M1EK on April 27, 2010 8:33 AM

I'm at a loss to understand your "anything but Waterfall" mentality. Waterfall seems to be the only programming "methodology" [I hate the word] that pays anything more than lip service to the idea that software, like any other complex product, needs to be DESIGNED. And in my 34 years of computing experience, I've found that nothing leads to more productivity and responsiveness in a software project than having great design. Conversely, nothing slows down an IT department's response rate than having to deal constantly with the instability, bugs, and other difficulties that are inherent in poorly-designed or non-designed software.

For many years I successfully delivered very complex systems using a practice that I call "schedule-driven Waterfall". Every quarter the business agrees to the requirements for the coming quarter's development. After locking in something that can be reasonably designed and implemented in 3 months, developers proceed to build what was specified, with the first month of each quarter dedicated to pure design, and with no need to be shooting at a moving target. The business (or the client) may request changes at any time, but it is understood up front that no such "late" changes will be implemented until the following quarter at the earliest. The reward for this maturity? Quarter after quarter my clients got something that I've never seen delivered by any project using any other methodolgy: a thoroughly tested product with zero known bugs, and a near-zero bug incidence thereafter.

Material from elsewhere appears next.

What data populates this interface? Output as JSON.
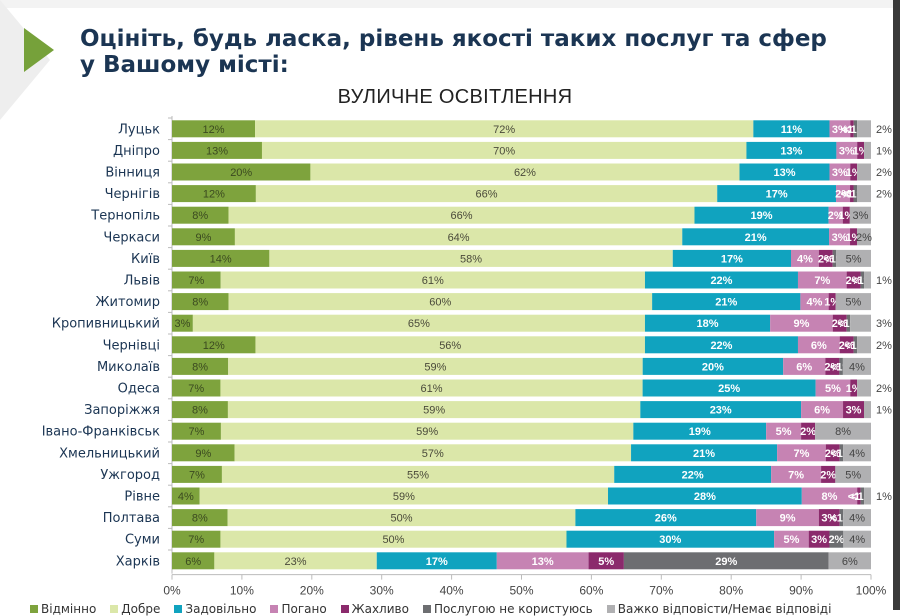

This process works but it requires discipline on the part of the business/client - i.e. the understanding that you simply cannot conduct a successful software development in an environment of continually changing requirements. It is an adult, real-world view based upon real-world limitations on what can actaully be done, and it requires the presence of grownups on both sides of the IT table. Which is perhaps why it will never be the fad du jour.

I read the Agile Manifesto, which supposedly defines the Agile mindeset, and it seems like some sort of back-to-the-60s hippie thing. "Individuals and interactions over processes and tools?" "Responding to change over following a plan?" "Customer collaboration over contract negotiation?" Yes and we're all going to have peace and love and get ourselves back to the Garden just because we want to. Right.

Sorry, I've been there, done that. Any project that isn't sitting on top of a great design and whose programmers aren't obsessively and constantly concerned with delivering great design is doomed to an eternity of low productivity.